The CME Programme is working with the most vulnerable Small Island Developing states to help them the most of their natural maritime advantages, to enable sustainable economic growth, and to alleviate poverty. Funded by the UK Government’s Conflict, Stability and Security Fund (CSSF) and led by the Foreign and Commonwealth Office, the CME Programme is delivering world leading expertise in marine science through its main delivery partners: the United Kingdom Hydrographic Office (UKHO), the Centre for Environment, Fisheries and Aquaculture Science (Cefas) and the National Oceanography Centre (NOC).

The workshop hosted was part of the ongoing collaborative research in accordance with the MoU being established between USP and Cefas, London, UK. Cefas has been working with regional and national partners in Vanuatu to help develop an ongoing risk assessment to identify key issues facing Vanuatu’s communities and marine ecosystems. The programme has been wide ranging in scope, with data collected through field trips, in-situ monitoring and using technology such as remote sensing to underpin seagrass mapping, carbon valuations, water quality monitoring and assessment. A climate change report card has also been produced for the Pacific with outcomes for Vanuatu.

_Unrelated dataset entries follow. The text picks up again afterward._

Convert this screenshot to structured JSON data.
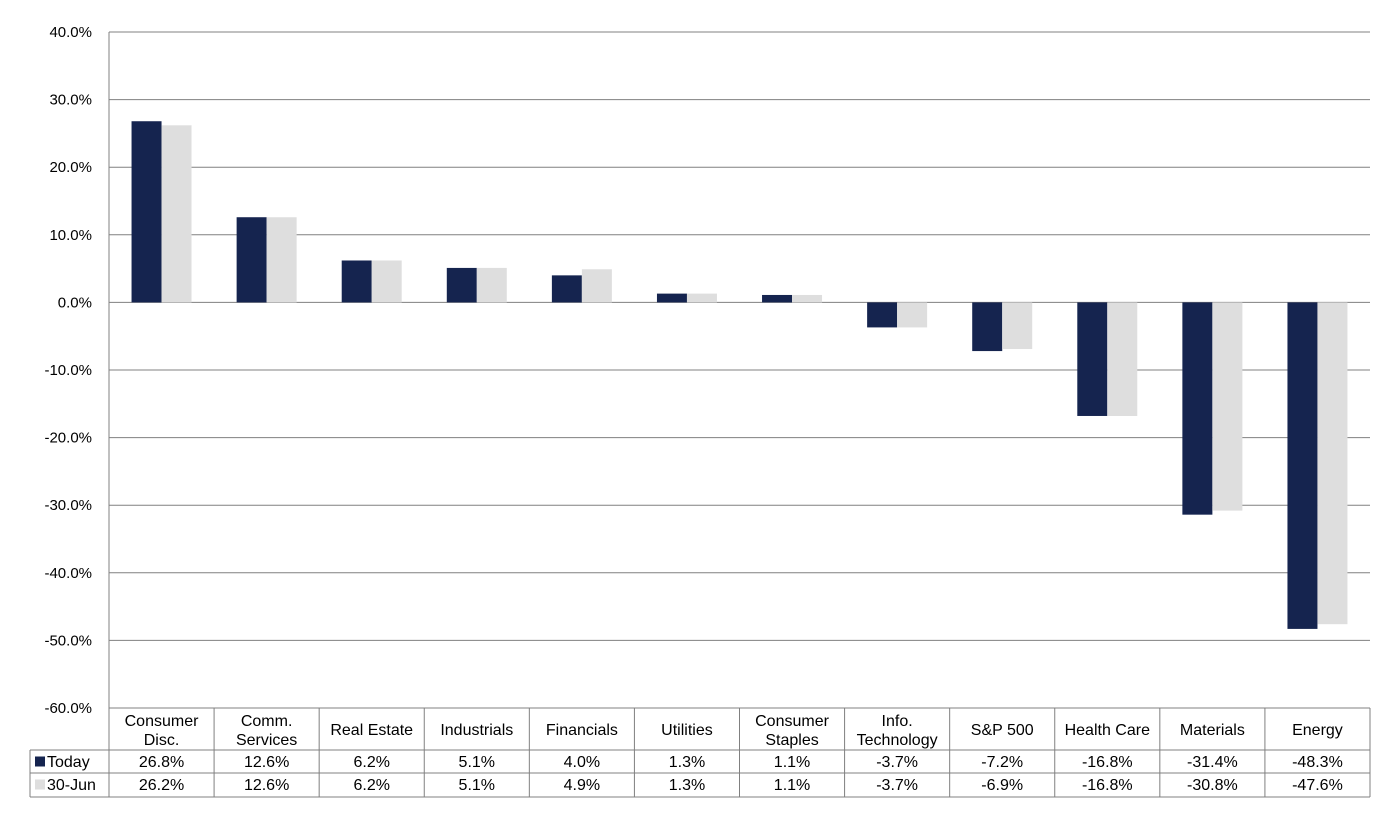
{
  "chart_data": {
    "type": "bar",
    "categories": [
      [
        "Consumer",
        "Disc."
      ],
      [
        "Comm.",
        "Services"
      ],
      [
        "Real Estate"
      ],
      [
        "Industrials"
      ],
      [
        "Financials"
      ],
      [
        "Utilities"
      ],
      [
        "Consumer",
        "Staples"
      ],
      [
        "Info.",
        "Technology"
      ],
      [
        "S&P 500"
      ],
      [
        "Health Care"
      ],
      [
        "Materials"
      ],
      [
        "Energy"
      ]
    ],
    "series": [
      {
        "name": "Today",
        "color": "#15244f",
        "values": [
          26.8,
          12.6,
          6.2,
          5.1,
          4.0,
          1.3,
          1.1,
          -3.7,
          -7.2,
          -16.8,
          -31.4,
          -48.3
        ],
        "labels": [
          "26.8%",
          "12.6%",
          "6.2%",
          "5.1%",
          "4.0%",
          "1.3%",
          "1.1%",
          "-3.7%",
          "-7.2%",
          "-16.8%",
          "-31.4%",
          "-48.3%"
        ]
      },
      {
        "name": "30-Jun",
        "color": "#dedede",
        "values": [
          26.2,
          12.6,
          6.2,
          5.1,
          4.9,
          1.3,
          1.1,
          -3.7,
          -6.9,
          -16.8,
          -30.8,
          -47.6
        ],
        "labels": [
          "26.2%",
          "12.6%",
          "6.2%",
          "5.1%",
          "4.9%",
          "1.3%",
          "1.1%",
          "-3.7%",
          "-6.9%",
          "-16.8%",
          "-30.8%",
          "-47.6%"
        ]
      }
    ],
    "ylim": [
      -60,
      40
    ],
    "yticks": [
      40,
      30,
      20,
      10,
      0,
      -10,
      -20,
      -30,
      -40,
      -50,
      -60
    ],
    "ytick_labels": [
      "40.0%",
      "30.0%",
      "20.0%",
      "10.0%",
      "0.0%",
      "-10.0%",
      "-20.0%",
      "-30.0%",
      "-40.0%",
      "-50.0%",
      "-60.0%"
    ],
    "grid": true,
    "legend": "data-table"
  }
}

The aim of the workshop being held this week was to,

(i) Present the findings from the seagrass and blue carbon section of the work programme,
(ii) Deliver training to local participants on vessel-based underwater camera surveying, intertidal seagrass surveying and analysis workflow for seagrass blue carbon studies and
(iii) Present outcomes on water quality, pollution modelling and innovative mapping work.

USP students and staff, Dr Krishna Kotra, Dr Gilianne Brodie and Dr Katy Soapi along with Cefas staff Dr Michelle Devlin, Dr Lisa Benson, Dr Marta Vannoni and Mr Jon Hawes had overseen the arrangements and running of the workshop. Case studies, practical training at Emalus Science Lab and field visits were all part of the three day sessions being held as part of the workshop.

Dr Krishna Kotra, Science Programme Coordinator, in his welcome speech thanked USP for providing unconditional support to organize the workshop. He conveyed his heartfelt thanks for Cefas and Dr Michelle Devlin for choosing the campus to host the international workshop. He also thanked the campus director, Mr Ruben Markward for his strong promotion of research activities in the campus that are benefiting students and staff of Emalus.
Dr Krishna said that the core idea of the MoU which was established in 2016 was to exactly see these kinds of activities in the campus where students and staff of the campus are involved in research activities and international discussions. He concluded that the partnership with Cefas has benefited one and all in many ways and hoped to continue the same in future as well with many collaborative research studies in the Pacific.

Dr Michelle Devlin, Cefas lead researcher also acknowledged the strong partnership between Cefas and USP, and the excellent ongoing work that had been undertaken as part of the CME Programme in the Pacific. (Caption: USP’s students and staff with other participants of the international workshop at Emalus Campus.)